Our Installation PDF explains what you can expect when you have your cabinets installed. Due to job site conditions and the individual installer’s techniques, variations on the guidelines may be necessary and are permissible with a reputable installer.
For new construction, all rooms should be cleared of debris, with plumbing, wiring and other mechanical “rough-in” completed. The installer needs to verify that all plumbing fixtures, vents and pipes are where they should be located in relationship to the plans.
If you are remodeling your kitchen, make sure that all existing appliances, sinks and unnecessary fixtures are removed. Kitchen walls and ceilings must be free of all obstructions. Old cabinets, baseboards, wainscoting and other items affecting the installation should be removed.
Any painting, electrical or plumbing that you have planned should be completed before your new cabinets are installed. It is also important to protect any new flooring with cardboard or tarps during the cabinet installation.

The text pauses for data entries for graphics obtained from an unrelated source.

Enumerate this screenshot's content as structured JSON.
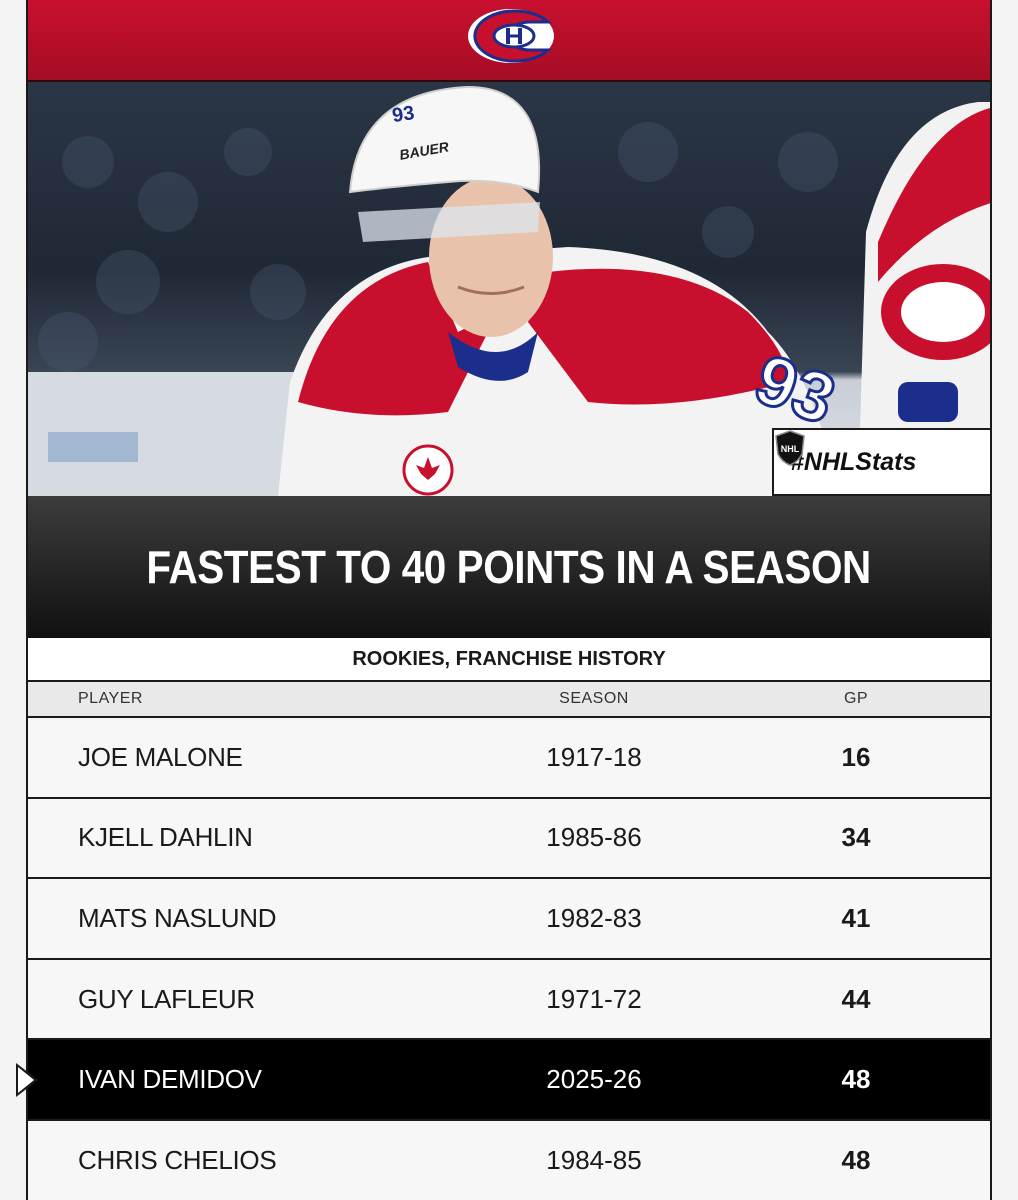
{
  "colors": {
    "team_red": "#c8102e",
    "team_blue": "#1b2e8c",
    "highlight_row": "#000000"
  },
  "header": {
    "logo_icon": "canadiens-logo-icon"
  },
  "photo": {
    "jersey_number": "93",
    "helmet_brand": "BAUER"
  },
  "badge": {
    "hashtag": "#NHLStats",
    "logo_icon": "nhl-shield-icon"
  },
  "title": "FASTEST TO 40 POINTS IN A SEASON",
  "subtitle": "ROOKIES, FRANCHISE HISTORY",
  "table": {
    "columns": {
      "player": "PLAYER",
      "season": "SEASON",
      "gp": "GP"
    },
    "rows": [
      {
        "player": "JOE MALONE",
        "season": "1917-18",
        "gp": "16",
        "highlighted": false
      },
      {
        "player": "KJELL DAHLIN",
        "season": "1985-86",
        "gp": "34",
        "highlighted": false
      },
      {
        "player": "MATS NASLUND",
        "season": "1982-83",
        "gp": "41",
        "highlighted": false
      },
      {
        "player": "GUY LAFLEUR",
        "season": "1971-72",
        "gp": "44",
        "highlighted": false
      },
      {
        "player": "IVAN DEMIDOV",
        "season": "2025-26",
        "gp": "48",
        "highlighted": true
      },
      {
        "player": "CHRIS CHELIOS",
        "season": "1984-85",
        "gp": "48",
        "highlighted": false
      }
    ]
  }
}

As all floors and walls will not have a smooth, level surface, it is important to locate the high and low spots. Once found, shim the cabinets to be plumb and level so that you can obtain a smooth, level surface. The cabinets need to be as plumb and level as possible, using shims on the back of cabinets if necessary, so that the doors and drawers will work as designed.
TIP: Wood shingles make good shims.
If the flooring is to be put in after the cabinets, make sure you shim the cabinets the height of the future floor, otherwise you will have trouble with alignment of the appliances.
To avoid any damage to the cabinet doors during installation, it is recommended to remove the doors before beginning the installation. Use a piece of masking tape with the corresponding cabinet written on it to mark each door and to avoid confusion when putting the doors back on.
TIP: We recommend that the wall cabinets be installed first. This will allow full access without having to lean over the base cabinets and will also help to prevent damage to the base cabinets.
The most common place to begin hanging the wall cabinets is in a corner. Determine the placement of the cabinet by using the lines that were marked previously. Mark the position of the wall studs inside the cabinets; place the cabinet in position and fasten the cabinet through the back to the wall. Using a C-clamp, attach the next cabinet, making adjustments so that the top and front edges of the cabinets are flush. Tighten the clamps; drill through one of the side stiles and part way into the other side stile; then join the cabinets together.
On frameless cabinets, use a 5mm drill bit and drill through the shelf system holes, and fasten the cabinets together using two-piece connecting screws (ordered separately).
Follow these steps for each of the remaining wall cabinets. It is the installer’s responsibility to make sure that the wall cabinets are installed level and plumb, using shims where necessary.
CAUTION: Upper cabinets not attached securely to wall studs may fall when loaded. It is the installer’s responsibility to ensure that all wall cabinets are installed using one of these two methods:
- The cabinet box is screwed (not nailed) directly into the wall studs.
- 2×8 wall blocking is installed between wall framing prior to cabinet installation and an L-shaped support bracket (VWH-BRKT, sold separately) is screwed through each end of the cabinet box into the blocking. Strongly recommended for free-standing Cornerstone wall cabinets.
Choose a starting point. The cabinet placement has been marked with the “base level” line. Starting with the cabinet located in the corner, use thin wooden shims placed under the cabinet as necessary so that the cabinet is plumb, and checking that it is level with a carpenter’s level. Fasten the cabinet to the wall using wood screws, and secure the cabinets together using C-clamps.
TIP: Do not fully tighten the screws until all the cabinets are installed so that final adjustments can be made.
Shim the second cabinet until it is plumb and level, then secure it to the wall. Repeat this procedure following the floor plan until the cabinets are installed. It is the installer’s responsibility to install the base cabinets in a continuous level line.
Locate the ceiling joist or solid blocking in the same manner used to locate the wall studs. Mark them on the tops of the peninsula cabinets. The use of lag bolts is recommended to secure cabinets into ceiling blocking or ceiling joists. Cabinets have to be securely attached to the ceiling joists to hold a fully loaded cabinet.
Island pony walls are often not plumb so you’ll need to make adjustments before installing the island cabinet. Again, you’ll need to shim the cabinets where necessary to ensure that they are level, plumb and aligned with adjacent cabinets.
Now that all the cabinets are installed, it is time to align doors and drawers. This is a critical, final step to ensure perfect cabinetry lines.
All Canyon Creek cabinets have fully adjustable hinges and some have self-adjusting guides.
Our Adjustment Information page has instructions for adjusting concealed hinges and various drawer guides.
A riser or build-up, available through your Canyon Creek distributor, may be required between the base cabinet and countertop. The countertops can be installed after the base cabinets have been leveled, plumbed and secured to the walls. For detailed installation instructions, follow the manufacturer’s guidelines.
TIP: Keep all the information regarding your kitchen installation such as business cards, customer agreements, product specifications and warranties in a folder.